1. Weggefallen seien die im erstinstanzlichen Bescheid gesondert ausgewiesenen Dienstbeschädigungen "Narbe im Bereich des linken Augenwinkels" und "Periostveränderungen der seitlichen Augenhöhlenwand nach Osteomyelitis" mit je 10 % Minderung der Erwerbsfähigkeit (MdE), ohne daß dem angefochtenen Bescheid dafür eine taugliche Begründung zu entnehmen wäre; dadurch seien die "mehreren Leiden" im Sinne des § 3 der Richtsatzverordnung zum KOVG 1957 nicht vollständig aufgezählt und somit der Gesamteinschätzung zugrunde gelegt worden.
2. Auf einer Verkennung der Rechtslage durch die belangte Behörde beruhe die Einschätzung der MdE des Beschwerdeführers im angefochtenen Bescheid insoweit, als die belangte Behörde die von beiden Instanzen festgestellten Dienstbeschädigungen "Geschmacksstörungen" und "Geruchsverlust" bei der Einschätzung der Gesamt-MdE nach § 3 der Richtsatzverordnung zum KOVG 1957 völlig unberücksichtigt gelassen habe, weil "die Geruchs- und Geschmacksstörung nur subjektiv empfunden" werde und diesen beiden Schädigungen daher keine Bedeutung "in bezug auf die Beeinträchtigung im allgemeinen Erwerbsleben" zukomme.
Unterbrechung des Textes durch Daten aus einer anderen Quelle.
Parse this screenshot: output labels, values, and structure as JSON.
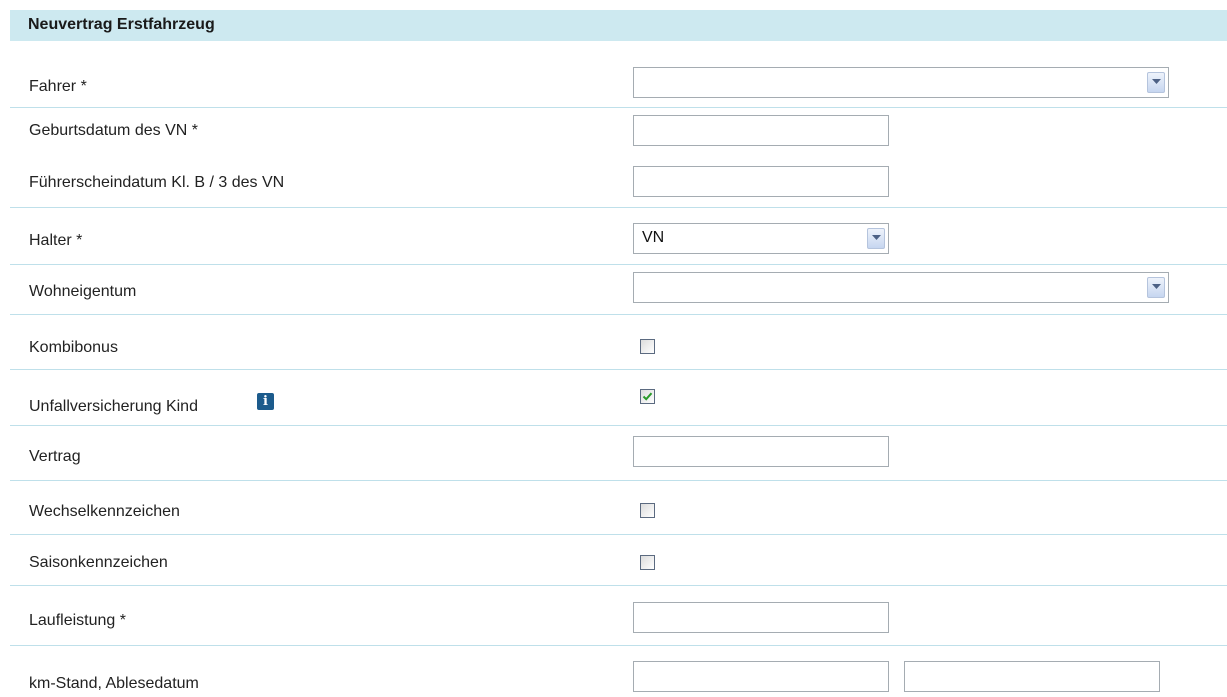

Sowohl Geschmacksstörungen als auch der Geruchsverlust würden in der Richtsatzverordnung eigens eingeschätzt (Richtsatzpositionen 444, 449, 654). Nun stelle aber jede auf Grund des § 7 des Kriegsopferversorgungsgesetzes 1957 (KOVG 1957) und der darauf basierenden Richtsatzverordnung einzuschätzende Dienstbeschädigung eine "körperliche Beeinträchtigung in Hinsicht auf das allgemeine Erwerbsleben" dar; eine gesonderte Richtsatzeinschätzung wäre anderenfalls nicht sinnvoll und deshalb dem Verordnungsgeber nicht zuzumuten. Die Auffassung, daß die Gesamt-MdE deshalb keineswegs zu erhöhen sei, weil den Geschmacks- und Geruchsstörungen des Beschwerdeführers im Hinblick auf die Erwerbsfähigkeit überhaupt keine Bedeutung zukomme, stelle daher keine für die Gesamteinschätzung gemäß § 3 der Richtsatzverordnung zum KOVG 1957 stichhältige Begründung dar.
In dem auf Grund dieses aufhebenden Erkenntnisses des Verwaltungsgerichtshofes fortgesetzten Verfahren holte die belangte Behörde zunächst ein Gutachten des leitenden Arztes vom 11. August 1989 ein, der ausführte, daß die in der Begründung des zuletzt aufgehobenen Bescheides der belangten Behörde vom 29. Juli 1988 fehlende "Narbe im Bereich des linken Augenwinkels" in der Dienstbeschädigung 5 (Narben nach Verletzung des Lides des linken Auges) enthalten sei; die "Periostveränderungen der seitlichen Augenhöhlenwand" seien in der Dienstbeschädigung 4 (Konjunktivitis links) inkludiert. Der Vollständigkeit halber schlage er vor, eventuell die Bezeichnung der Dienstbeschädigung 4) und 5) wie folgt zu ändern:
"DB 4): Chronische Augenhöhlenbindehaut- bzw. Implantatentzündung links bei Zustand
nach Osteomyelitis mit Periostveränderung
der seitlichen Augenhöhlenwand, RS-Pos. VI a 613 MdE 10 %
DB 5): Entstellende Verletzung
der Lider am linken Auge mit
der Unmöglichkeit eine Prothese
zu tragen und Hautnarbe am
äußeren Augenwinkel RS-Pos. VI a 611 MdE 15 %."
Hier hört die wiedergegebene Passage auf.